IDEA调试运行hadoop
创建一个WordCount项目
创建一个com.lyf.wordcount包
1.修改maven pom.xml
//配置打包方式
<packaging>jar</packaging>
//配置依赖jar包
<dependency>
<groupId>org.apache.hadoop</groupId>
<artifactId>hadoop-common</artifactId>
<version>2.6.5</version>
</dependency>
<dependency>
<groupId>org.apache.hadoop</groupId>
<artifactId>hadoop-hdfs</artifactId>
<version>2.7.3</version>
</dependency>
//配置maven打包插件
<build>
<defaultGoal>install</defaultGoal>
<plugins>
<plugin>
<groupId>org.apache.maven.plugins</groupId>
<artifactId>maven-compiler-plugin</artifactId>
<version>3.8.0</version>
<configuration>
<source>1.8</source>
<target>1.8</target>
</configuration>
</plugin>
<plugin>
<groupId>org.apache.maven.plugins</groupId>
<artifactId>maven-resources-plugin</artifactId>
<version>3.1.0</version>
<configuration>
<encoding>UTF-8</encoding>
</configuration>
</plugin>
<!-- Allows the example to be run via 'mvn compile exec:java' -->
<plugin>
<groupId>org.codehaus.mojo</groupId>
<artifactId>exec-maven-plugin</artifactId>
<version>1.6.0</version>
<configuration>
<mainClass>com.test.mapreduce.MainApp</mainClass>
<includePluginDependencies>false</includePluginDependencies>
</configuration>
</plugin>
</plugins>
</build>
2.创建一个WordMapper类
package com.lyf.wordcount;
import java.io.IOException;
import java.util.StringTokenizer;
import org.apache.hadoop.io.IntWritable;
import org.apache.hadoop.io.Text;
import org.apache.hadoop.mapreduce.Mapper;
// 创建一个 WordMapper类 继承于 Mapper抽象类
public class WordMapper extends Mapper<Object, Text, Text, IntWritable>
{
private final static IntWritable one = new IntWritable(1);
private Text word = new Text();
// Mapper抽象类的核心方法,三个参数
public void map(Object key, // 首字符偏移量
Text value, // 文件的一行内容
Context context) // Mapper端的上下文,与OutputCollector和Reporter的功能类似
throws IOException, InterruptedException
{
StringTokenizer itr = new StringTokenizer(value.toString());
while (itr.hasMoreTokens())
{
word.set(itr.nextToken());
context.write(word, one);
}
}
}
3.创建一个WordReducer类
package com.lyf.wordcount;
import java.io.IOException;
import org.apache.hadoop.io.IntWritable;
import org.apache.hadoop.io.Text;
import org.apache.hadoop.mapreduce.Reducer;
// 创建一个 WordReducer类 继承于 Reducer抽象类
public class WordReducer extends Reducer<Text, IntWritable, Text, IntWritable>
{
private IntWritable result = new IntWritable(); // 用于记录 key 的最终的词频数
// Reducer抽象类的核心方法,三个参数
public void reduce(Text key, // Map端 输出的 key 值
Iterable<IntWritable> values, // Map端输出的Value 集合(相同key的集合)
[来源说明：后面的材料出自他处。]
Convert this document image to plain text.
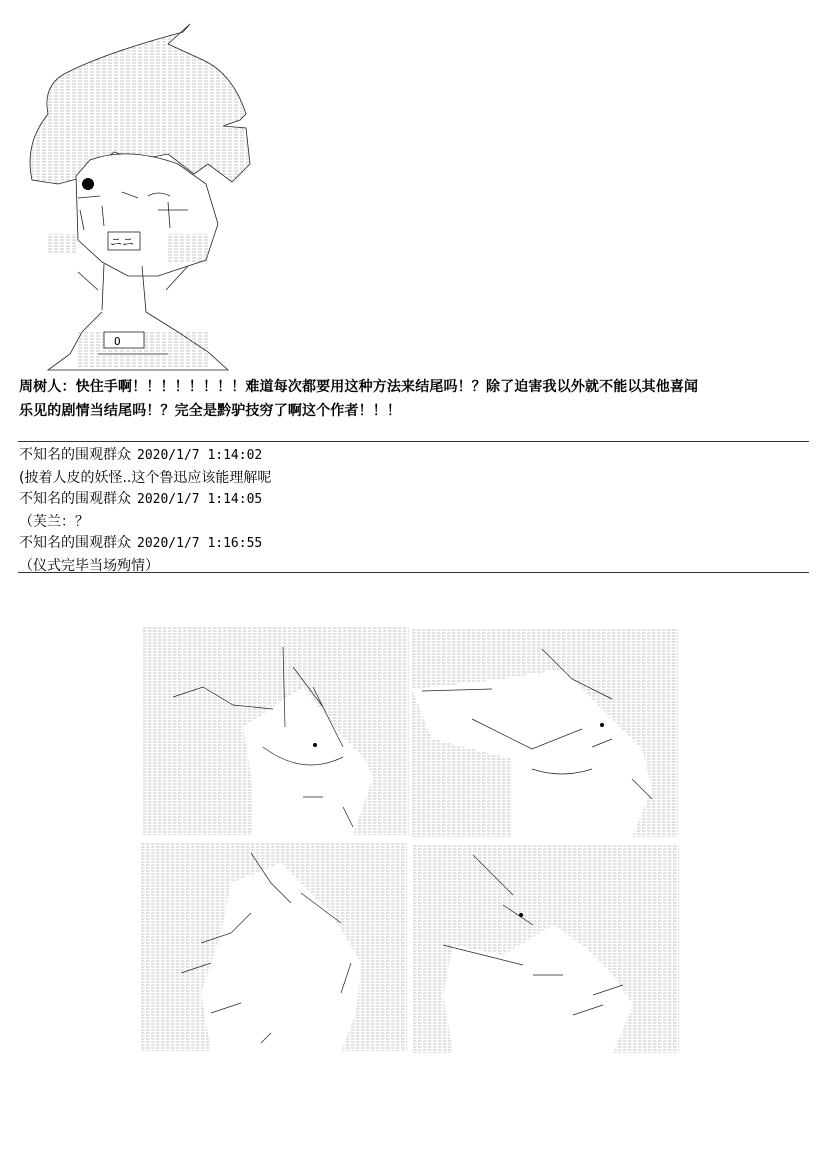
ニニ
O

周树人：快住手啊！！！！！！！！难道每次都要用这种方法来结尾吗！？除了迫害我以外就不能以其他喜闻

乐见的剧情当结尾吗！？完全是黔驴技穷了啊这个作者！！！

不知名的围观群众 2020/1/7 1:14:02
(披着人皮的妖怪..这个鲁迅应该能理解呢
不知名的围观群众 2020/1/7 1:14:05
（芙兰：？
不知名的围观群众 2020/1/7 1:16:55
（仪式完毕当场殉情）
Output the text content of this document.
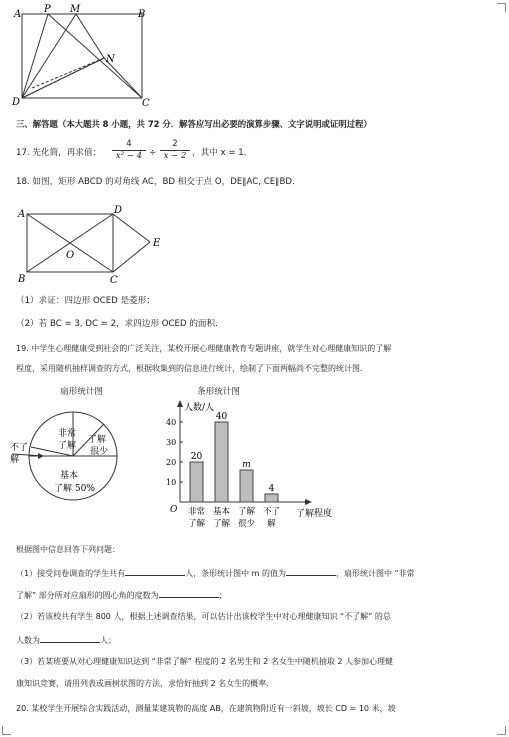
A P M	B
N
D	C
三、解答题（本大题共 8 小题，共 72 分．解答应写出必要的演算步骤、文字说明或证明过程）
17. 先化简，再求值：
4
x² − 4 ÷
2
x − 2 ，其中 x = 1．
18. 如图，矩形 ABCD 的对角线 AC，BD 相交于点 O，DE∥AC, CE∥BD．
A	D
E
O
B	C
（1）求证：四边形 OCED 是菱形；
（2）若 BC = 3, DC = 2，求四边形 OCED 的面积．
19. 中学生心理健康受到社会的广泛关注，某校开展心理健康教育专题讲座，就学生对心理健康知识的了解
程度，采用随机抽样调查的方式，根据收集到的信息进行统计，绘制了下面两幅尚不完整的统计图．
扇形统计图
非常
了解
了解
很少
不了
解
基本
了解 50%
条形统计图
人数/人
了解程度
O
10
20
30
40
20
40
m
4
非常
了解
基本
了解
了解
很少
不了
解
根据图中信息回答下列问题：
（1）接受问卷调查的学生共有	人，条形统计图中 m 的值为	，扇形统计图中 “非常
了解” 部分所对应扇形的圆心角的度数为	；
（2）若该校共有学生 800 人，根据上述调查结果，可以估计出该校学生中对心理健康知识 “不了解” 的总
人数为	人；
（3）若某班要从对心理健康知识达到 “非常了解” 程度的 2 名男生和 2 名女生中随机抽取 2 人参加心理健
康知识竞赛，请用列表或画树状图的方法，求恰好抽到 2 名女生的概率．
20. 某校学生开展综合实践活动，测量某建筑物的高度 AB，在建筑物附近有一斜坡，坡长 CD = 10 米，坡
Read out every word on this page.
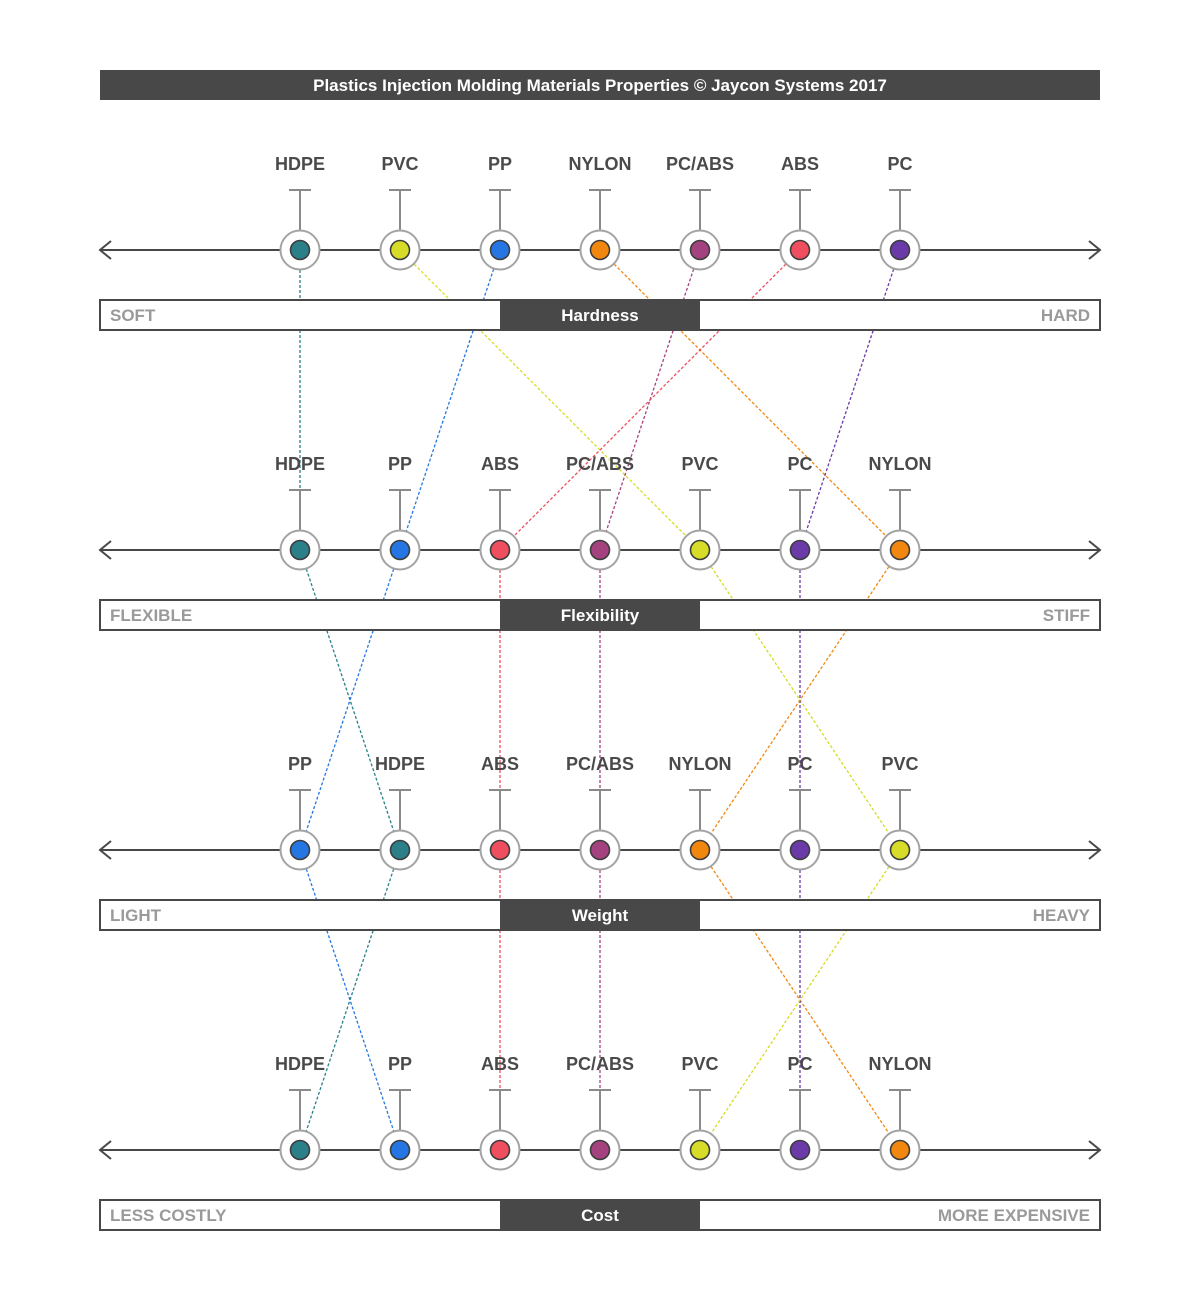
Plastics Injection Molding Materials Properties © Jaycon Systems 2017
HDPE	PVC	PP	NYLON PC/ABS	ABS	PC
SOFT	HARD
Hardness
HDPE	PP	ABS	PC/ABS	PVC	PC	NYLON
FLEXIBLE	STIFF
Flexibility
PP	HDPE	ABS	PC/ABS NYLON	PC	PVC
LIGHT	HEAVY
Weight
HDPE	PP	ABS	PC/ABS	PVC	PC	NYLON
LESS COSTLY	MORE EXPENSIVE
Cost
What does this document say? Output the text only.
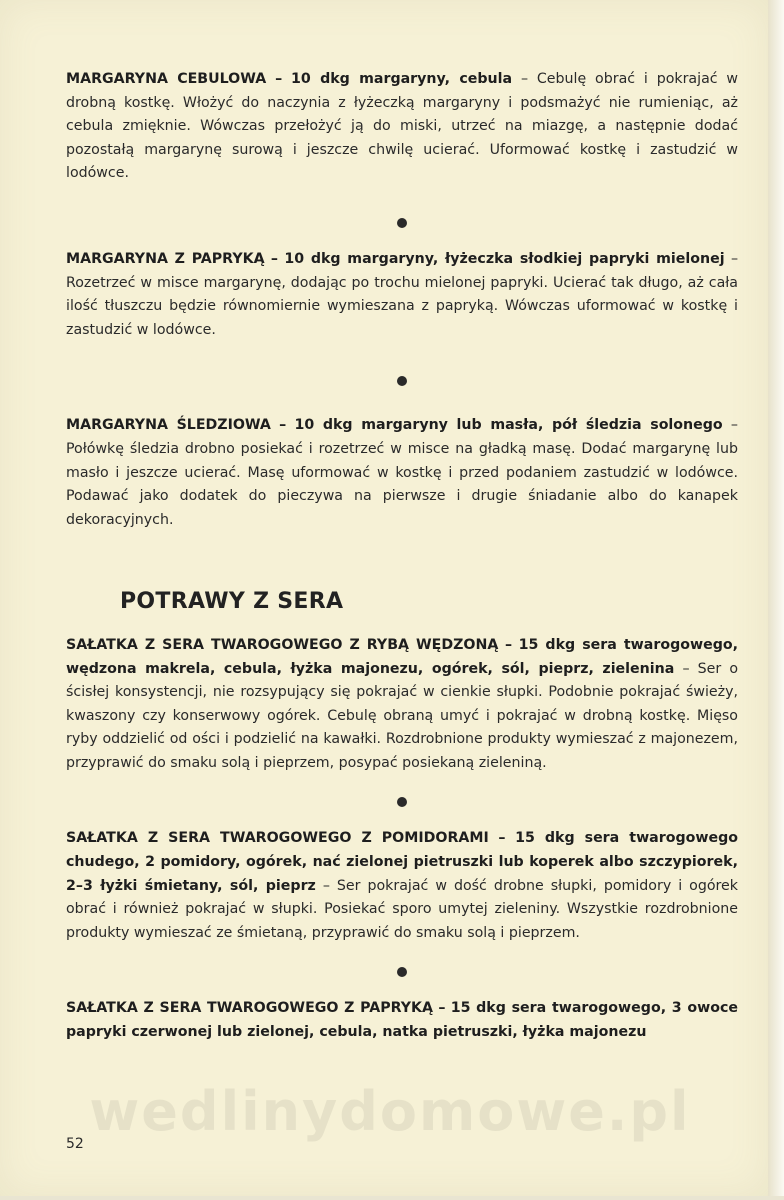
MARGARYNA CEBULOWA – 10 dkg margaryny, cebula – Cebulę obrać i pokrajać w drobną kostkę. Włożyć do naczynia z łyżeczką margaryny i podsmażyć nie rumieniąc, aż cebula zmięknie. Wówczas przełożyć ją do miski, utrzeć na miazgę, a następnie dodać pozostałą margarynę surową i jeszcze chwilę ucierać. Uformować kostkę i zastudzić w lodówce.

MARGARYNA Z PAPRYKĄ – 10 dkg margaryny, łyżeczka słodkiej papryki mielonej – Rozetrzeć w misce margarynę, dodając po trochu mielonej papryki. Ucierać tak długo, aż cała ilość tłuszczu będzie równomiernie wymieszana z papryką. Wówczas uformować w kostkę i zastudzić w lodówce.

MARGARYNA ŚLEDZIOWA – 10 dkg margaryny lub masła, pół śledzia solonego – Połówkę śledzia drobno posiekać i rozetrzeć w misce na gładką masę. Dodać margarynę lub masło i jeszcze ucierać. Masę uformować w kostkę i przed podaniem zastudzić w lodówce. Podawać jako dodatek do pieczywa na pierwsze i drugie śniadanie albo do kanapek dekoracyjnych.

POTRAWY Z SERA

SAŁATKA Z SERA TWAROGOWEGO Z RYBĄ WĘDZONĄ – 15 dkg sera twarogowego, wędzona makrela, cebula, łyżka majonezu, ogórek, sól, pieprz, zielenina – Ser o ścisłej konsystencji, nie rozsypujący się pokrajać w cienkie słupki. Podobnie pokrajać świeży, kwaszony czy konserwowy ogórek. Cebulę obraną umyć i pokrajać w drobną kostkę. Mięso ryby oddzielić od ości i podzielić na kawałki. Rozdrobnione produkty wymieszać z majonezem, przyprawić do smaku solą i pieprzem, posypać posiekaną zieleniną.

SAŁATKA Z SERA TWAROGOWEGO Z POMIDORAMI – 15 dkg sera twarogowego chudego, 2 pomidory, ogórek, nać zielonej pietruszki lub koperek albo szczypiorek, 2–3 łyżki śmietany, sól, pieprz – Ser pokrajać w dość drobne słupki, pomidory i ogórek obrać i również pokrajać w słupki. Posiekać sporo umytej zieleniny. Wszystkie rozdrobnione produkty wymieszać ze śmietaną, przyprawić do smaku solą i pieprzem.

SAŁATKA Z SERA TWAROGOWEGO Z PAPRYKĄ – 15 dkg sera twarogowego, 3 owoce papryki czerwonej lub zielonej, cebula, natka pietruszki, łyżka majonezu

wedlinydomowe.pl
52
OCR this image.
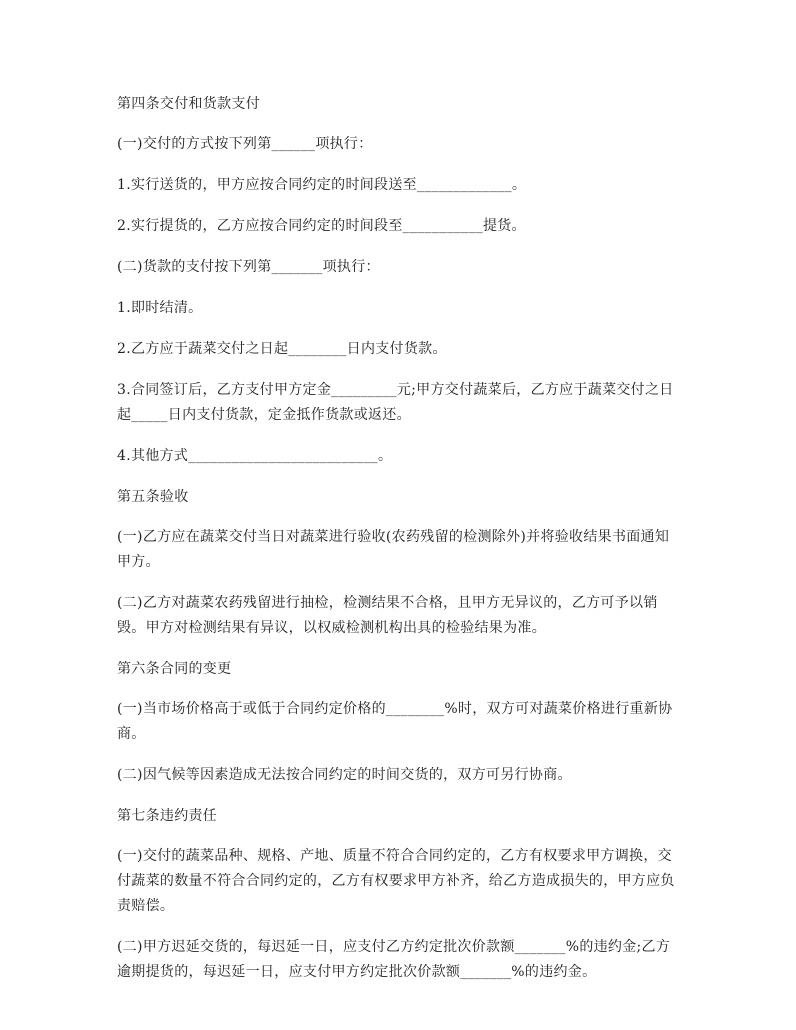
第四条交付和货款支付

(一)交付的方式按下列第______项执行：

1.实行送货的，甲方应按合同约定的时间段送至_____________。

2.实行提货的，乙方应按合同约定的时间段至___________提货。

(二)货款的支付按下列第_______项执行：

1.即时结清。

2.乙方应于蔬菜交付之日起________日内支付货款。

3.合同签订后，乙方支付甲方定金_________元;甲方交付蔬菜后，乙方应于蔬菜交付之日起_____日内支付货款，定金抵作货款或返还。

4.其他方式__________________________。

第五条验收

(一)乙方应在蔬菜交付当日对蔬菜进行验收(农药残留的检测除外)并将验收结果书面通知甲方。

(二)乙方对蔬菜农药残留进行抽检，检测结果不合格，且甲方无异议的，乙方可予以销毁。甲方对检测结果有异议，以权威检测机构出具的检验结果为准。

第六条合同的变更

(一)当市场价格高于或低于合同约定价格的________%时，双方可对蔬菜价格进行重新协商。

(二)因气候等因素造成无法按合同约定的时间交货的，双方可另行协商。

第七条违约责任

(一)交付的蔬菜品种、规格、产地、质量不符合合同约定的，乙方有权要求甲方调换，交付蔬菜的数量不符合合同约定的，乙方有权要求甲方补齐，给乙方造成损失的，甲方应负责赔偿。

(二)甲方迟延交货的，每迟延一日，应支付乙方约定批次价款额_______%的违约金;乙方逾期提货的，每迟延一日，应支付甲方约定批次价款额_______%的违约金。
Context context) // Reduce 端的上下文,与OutputCollector和Reporter的功能类似
throws IOException, InterruptedException
{
int sum = 0;
for (IntWritable val : values) // 遍历 values集合,并把值相加
{
sum += val.get();
}
result.set(sum); // 得到最终词频数
context.write(key, result); // 写入结果
}
}
4.创建一个WordMain类
package com.lyf.wordcount;
import org.apache.hadoop.conf.Configuration;
import org.apache.hadoop.fs.Path;
import org.apache.hadoop.io.IntWritable;
import org.apache.hadoop.io.Text;
import org.apache.hadoop.mapreduce.Job;
import org.apache.hadoop.mapreduce.lib.input.FileInputFormat;
import org.apache.hadoop.mapreduce.lib.output.FileOutputFormat;
import org.apache.hadoop.util.GenericOptionsParser;
public class WordMain
{
public static void main(String[] args) throws Exception
{
// Configuration类:读取Hadoop的配置文件,如 site-core.xml...;
// 也可用set方法重新设置(会覆盖):conf.set("fs.default.name", "hdfs://xxxx:9000")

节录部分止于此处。